Saturday, October 6, 2012

BELIZE 2013 TO 2033 ENERGY AND SCIENCE POLICY PAPER TO COME OUT



BELIZE GOVERNMENT MAKES POLICY PLAN FOR SCIENCE AND ENERGY – OUT TO 2033.

  Belize is way low on ranking for internet users, in the world.  In the Caribbean we are slightly better than Haiti, the lowest.  We only have five countries worse than us, for technology transfer and direct investment, in the whole world.
  This article in the GUARDIAN, the UDP government weekly paper, was full of dreams, hype and castles in the sky, talk and promises.  Been there and done that before.  Still, it may be a start, but do not uncross your fingers yet, or plan on implementing your plan to produce electricity in the private sector yet.  Lots of water to go under the bridge before that can happen.  Don’t forget, the worst individuals run for political office, not the best, to manage our country.  Our bureaucratic culture is very much, 8 to 5 p.m., 2 hour lunches and coffee breaks.  Allegedly they work in between. Some departments actually do, but most do not.  An energy policy is just a paper that will normally be filed after extracting political mileage out of it for propaganda purposes.  For such a policy to work, you would need innovative politicians.  If they were innovative they wouldn’t be politicians.  Same with the bureaucracy.  Why would an individual supposedly smart with academic degrees, be working for a government salary, when the private innovative risk taking sector could and can be so much more financially rewarding?
  It’s a bit like filling a round hole with a square peg.  They had a professor from MIT in California as speaker.  Dr. Cardinal Warde.  One wonders how many companies he owns on the side, in the private sector?  There is going to be the usual division of labor, through various officious sounding titles, and more paid bureaucrats on salaries, which we tax payers will have to pay for.
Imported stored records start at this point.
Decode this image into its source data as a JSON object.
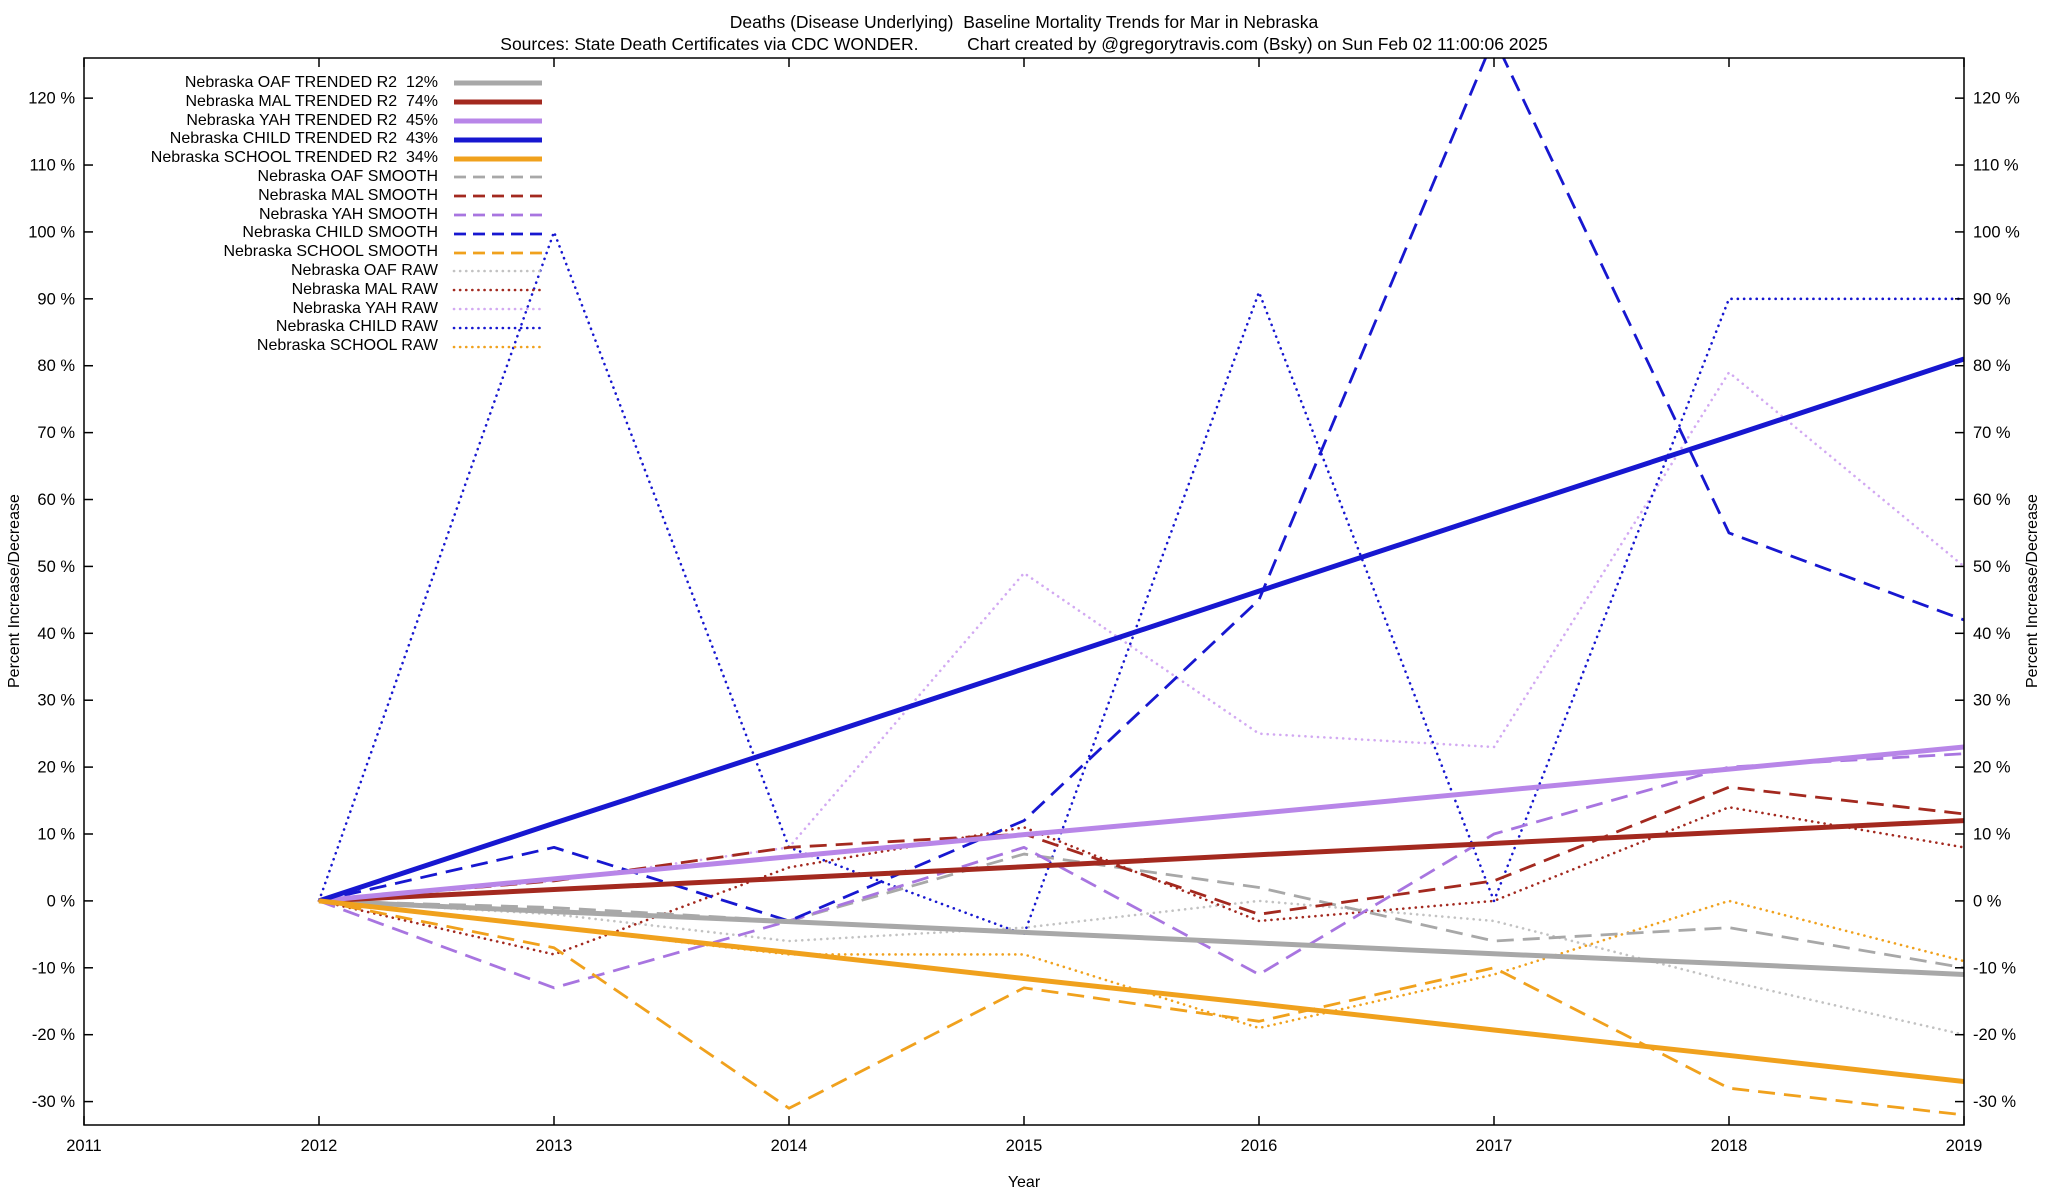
{
  "chart_data": {
    "type": "line",
    "title": "Deaths (Disease Underlying)  Baseline Mortality Trends for Mar in Nebraska",
    "subtitle": "Sources: State Death Certificates via CDC WONDER.          Chart created by @gregorytravis.com (Bsky) on Sun Feb 02 11:00:06 2025",
    "xlabel": "Year",
    "ylabel": "Percent Increase/Decrease",
    "xlim": [
      2011,
      2019
    ],
    "ylim": [
      -33.5,
      126
    ],
    "xticks": [
      2011,
      2012,
      2013,
      2014,
      2015,
      2016,
      2017,
      2018,
      2019
    ],
    "yticks": [
      -30,
      -20,
      -10,
      0,
      10,
      20,
      30,
      40,
      50,
      60,
      70,
      80,
      90,
      100,
      110,
      120
    ],
    "ytick_suffix": " %",
    "grid": false,
    "legend_position": "top-left",
    "x": [
      2012,
      2013,
      2014,
      2015,
      2016,
      2017,
      2018,
      2019
    ],
    "series": [
      {
        "name": "Nebraska OAF TRENDED R2  12%",
        "style": "trended",
        "color": "#a8a8a8",
        "values": [
          0,
          -1.6,
          -3.1,
          -4.7,
          -6.3,
          -7.9,
          -9.4,
          -11
        ]
      },
      {
        "name": "Nebraska MAL TRENDED R2  74%",
        "style": "trended",
        "color": "#a3291f",
        "values": [
          0,
          1.7,
          3.4,
          5.1,
          6.9,
          8.6,
          10.3,
          12
        ]
      },
      {
        "name": "Nebraska YAH TRENDED R2  45%",
        "style": "trended",
        "color": "#b886e8",
        "values": [
          0,
          3.3,
          6.6,
          9.9,
          13.1,
          16.4,
          19.7,
          23
        ]
      },
      {
        "name": "Nebraska CHILD TRENDED R2  43%",
        "style": "trended",
        "color": "#1717d0",
        "values": [
          0,
          11.6,
          23.1,
          34.7,
          46.3,
          57.9,
          69.4,
          81
        ]
      },
      {
        "name": "Nebraska SCHOOL TRENDED R2  34%",
        "style": "trended",
        "color": "#f0a11d",
        "values": [
          0,
          -3.9,
          -7.7,
          -11.6,
          -15.4,
          -19.3,
          -23.1,
          -27
        ]
      },
      {
        "name": "Nebraska OAF SMOOTH",
        "style": "smooth",
        "color": "#a8a8a8",
        "values": [
          0,
          -1,
          -3,
          7,
          2,
          -6,
          -4,
          -10
        ]
      },
      {
        "name": "Nebraska MAL SMOOTH",
        "style": "smooth",
        "color": "#a3291f",
        "values": [
          0,
          3,
          8,
          10,
          -2,
          3,
          17,
          13
        ]
      },
      {
        "name": "Nebraska YAH SMOOTH",
        "style": "smooth",
        "color": "#a875e0",
        "values": [
          0,
          -13,
          -3,
          8,
          -11,
          10,
          20,
          22
        ]
      },
      {
        "name": "Nebraska CHILD SMOOTH",
        "style": "smooth",
        "color": "#1717d0",
        "values": [
          0,
          8,
          -3,
          12,
          45,
          129,
          55,
          42
        ]
      },
      {
        "name": "Nebraska SCHOOL SMOOTH",
        "style": "smooth",
        "color": "#f0a11d",
        "values": [
          0,
          -7,
          -31,
          -13,
          -18,
          -10,
          -28,
          -32
        ]
      },
      {
        "name": "Nebraska OAF RAW",
        "style": "raw",
        "color": "#c2c2c2",
        "values": [
          0,
          -2,
          -6,
          -4,
          0,
          -3,
          -12,
          -20
        ]
      },
      {
        "name": "Nebraska MAL RAW",
        "style": "raw",
        "color": "#a3291f",
        "values": [
          0,
          -8,
          5,
          11,
          -3,
          0,
          14,
          8
        ]
      },
      {
        "name": "Nebraska YAH RAW",
        "style": "raw",
        "color": "#d2a9f2",
        "values": [
          0,
          3,
          8,
          49,
          25,
          23,
          79,
          50
        ]
      },
      {
        "name": "Nebraska CHILD RAW",
        "style": "raw",
        "color": "#1717d0",
        "values": [
          0,
          100,
          8,
          -5,
          91,
          0,
          90,
          90
        ]
      },
      {
        "name": "Nebraska SCHOOL RAW",
        "style": "raw",
        "color": "#f0a11d",
        "values": [
          0,
          -4,
          -8,
          -8,
          -19,
          -11,
          0,
          -9
        ]
      }
    ]
  }
}
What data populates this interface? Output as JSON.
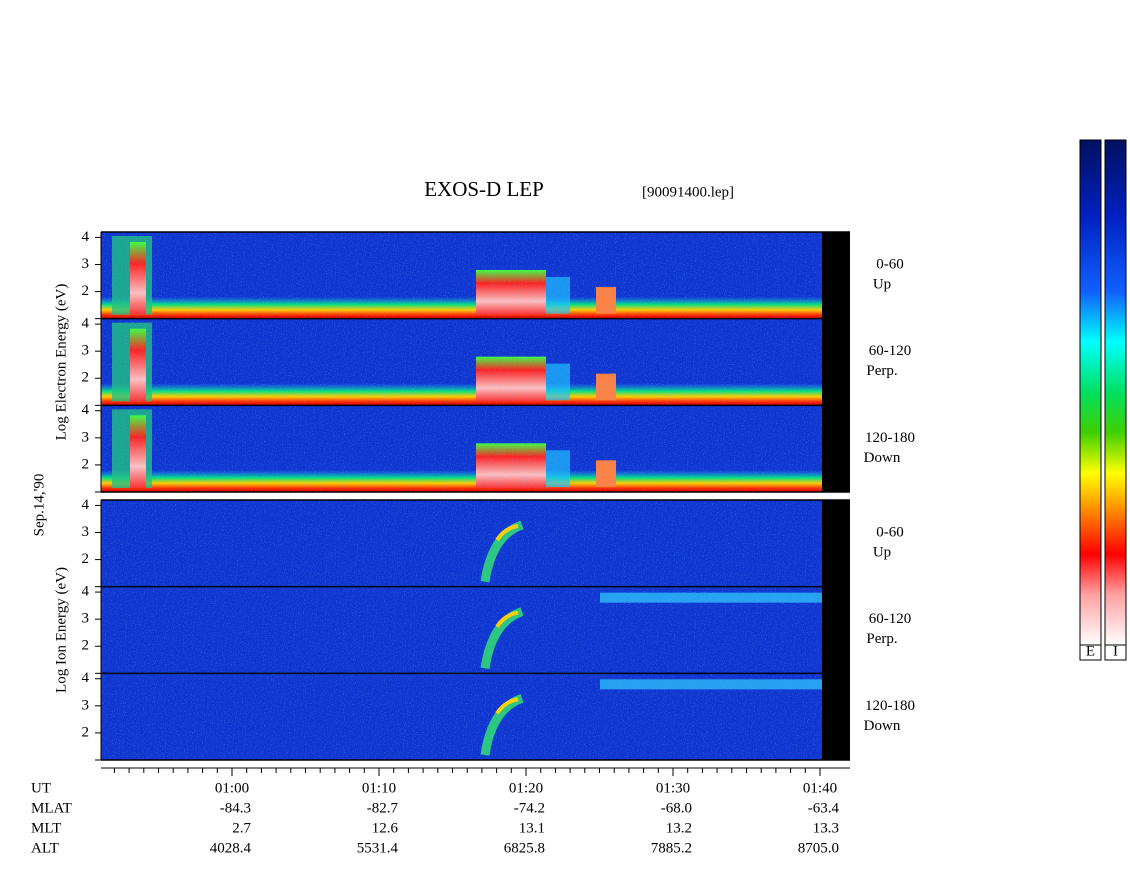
{
  "title": "EXOS-D LEP",
  "file": "[90091400.lep]",
  "date_label": "Sep.14,'90",
  "ylim": [
    1,
    4.2
  ],
  "yticks": [
    2,
    3,
    4
  ],
  "groups": [
    {
      "ylabel": "Log Electron Energy (eV)",
      "panels": [
        {
          "range": "0-60",
          "direction": "Up"
        },
        {
          "range": "60-120",
          "direction": "Perp."
        },
        {
          "range": "120-180",
          "direction": "Down"
        }
      ]
    },
    {
      "ylabel": "Log Ion Energy (eV)",
      "panels": [
        {
          "range": "0-60",
          "direction": "Up"
        },
        {
          "range": "60-120",
          "direction": "Perp."
        },
        {
          "range": "120-180",
          "direction": "Down"
        }
      ]
    }
  ],
  "ephemeris": {
    "labels": [
      "UT",
      "MLAT",
      "MLT",
      "ALT"
    ],
    "columns": [
      [
        "01:00",
        "-84.3",
        "2.7",
        "4028.4"
      ],
      [
        "01:10",
        "-82.7",
        "12.6",
        "5531.4"
      ],
      [
        "01:20",
        "-74.2",
        "13.1",
        "6825.8"
      ],
      [
        "01:30",
        "-68.0",
        "13.2",
        "7885.2"
      ],
      [
        "01:40",
        "-63.4",
        "13.3",
        "8705.0"
      ]
    ]
  },
  "colorbar_labels": [
    "E",
    "I"
  ]
}
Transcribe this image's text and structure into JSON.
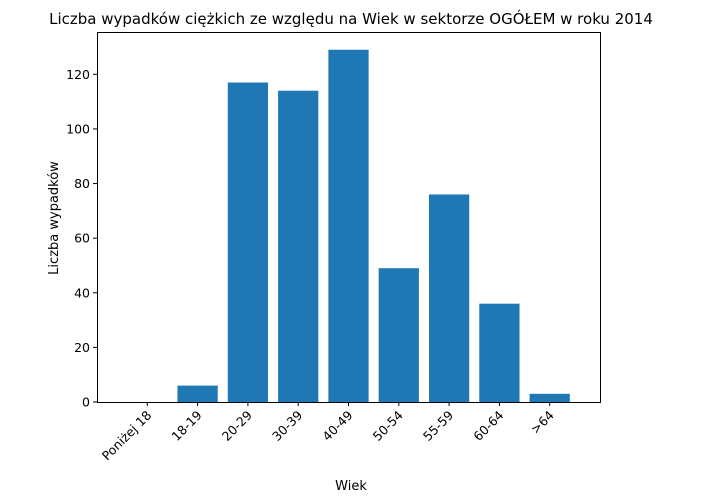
{
  "chart_data": {
    "type": "bar",
    "title": "Liczba wypadków ciężkich ze względu na Wiek w sektorze OGÓŁEM   w roku 2014",
    "xlabel": "Wiek",
    "ylabel": "Liczba wypadków",
    "categories": [
      "Poniżej 18",
      "18-19",
      "20-29",
      "30-39",
      "40-49",
      "50-54",
      "55-59",
      "60-64",
      ">64"
    ],
    "values": [
      0,
      6,
      117,
      114,
      129,
      49,
      76,
      36,
      3
    ],
    "ylim": [
      0,
      135.5
    ],
    "yticks": [
      0,
      20,
      40,
      60,
      80,
      100,
      120
    ],
    "grid": false,
    "bar_color": "#1f77b4"
  }
}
His Foundation, will assist in educational reform, to inspire more technological and engineering subjects.  One interesting thing announced was a 4 week summer camp for interested HIGH SCHOOL students in science, technology, engineering and such.  Hope they teach them to build small ultra light aircraft, or use a lathe to make small items with a micro meter.  Interesting comment about investing in innovative thinkers.  Haaaah!  This innovative thinker, talker and doer, has been around doing stuff since, for ever.  Only thing out of these governments of ours has been obstructive, not constructive.  Or worse, total apathy.
    You would need to change the political culture to innovative, or the bureaucratic culture to innovative to get anywhere.  You would need subsidies, tax free benefits, government share investment capital in newly formed energy companies for example.  How you develop an innovative thinker, by an academic system, is beyond me?  Perseverance, out of the box thinking, and other entrepreneurial skills are not easily classified, or pigeon holed.  It’s not the academic system, but the individual with the drive, an unmeasurable quantity. Cannot be taught.  You either have it, or not.  Not everybody can be an OLYMPIC athlete and not everybody is a natural entrepreneur. This sort of thing is learned young as a family environmental effect. Some are just born to it.  One goal espoused was replacing the importation of fossil fuel by 50%.  I can think how to do that.  Make it profitable to do so by the private sector.  Innovative legislation. There is neither incentive, or profit at the moment in Belize.
  It comes down to encouraging your human capital.  Something Belize politicians on the self enrichment fast track, would be in conflict with, as anything that would enrich an entrepreneur, they would scent as some way for them personally to enrich themselves off it.  Happens all the time in Belize.  Check out the newspapers on Gaspar Vega, a top politician.  Tax breaks, subsidies, government investment capital in start ups.  Unheard of, but without which; this proposed policy is nothing more than a pipe dream for political mileage use only.  Good upbeat article in the Guardian otherwise.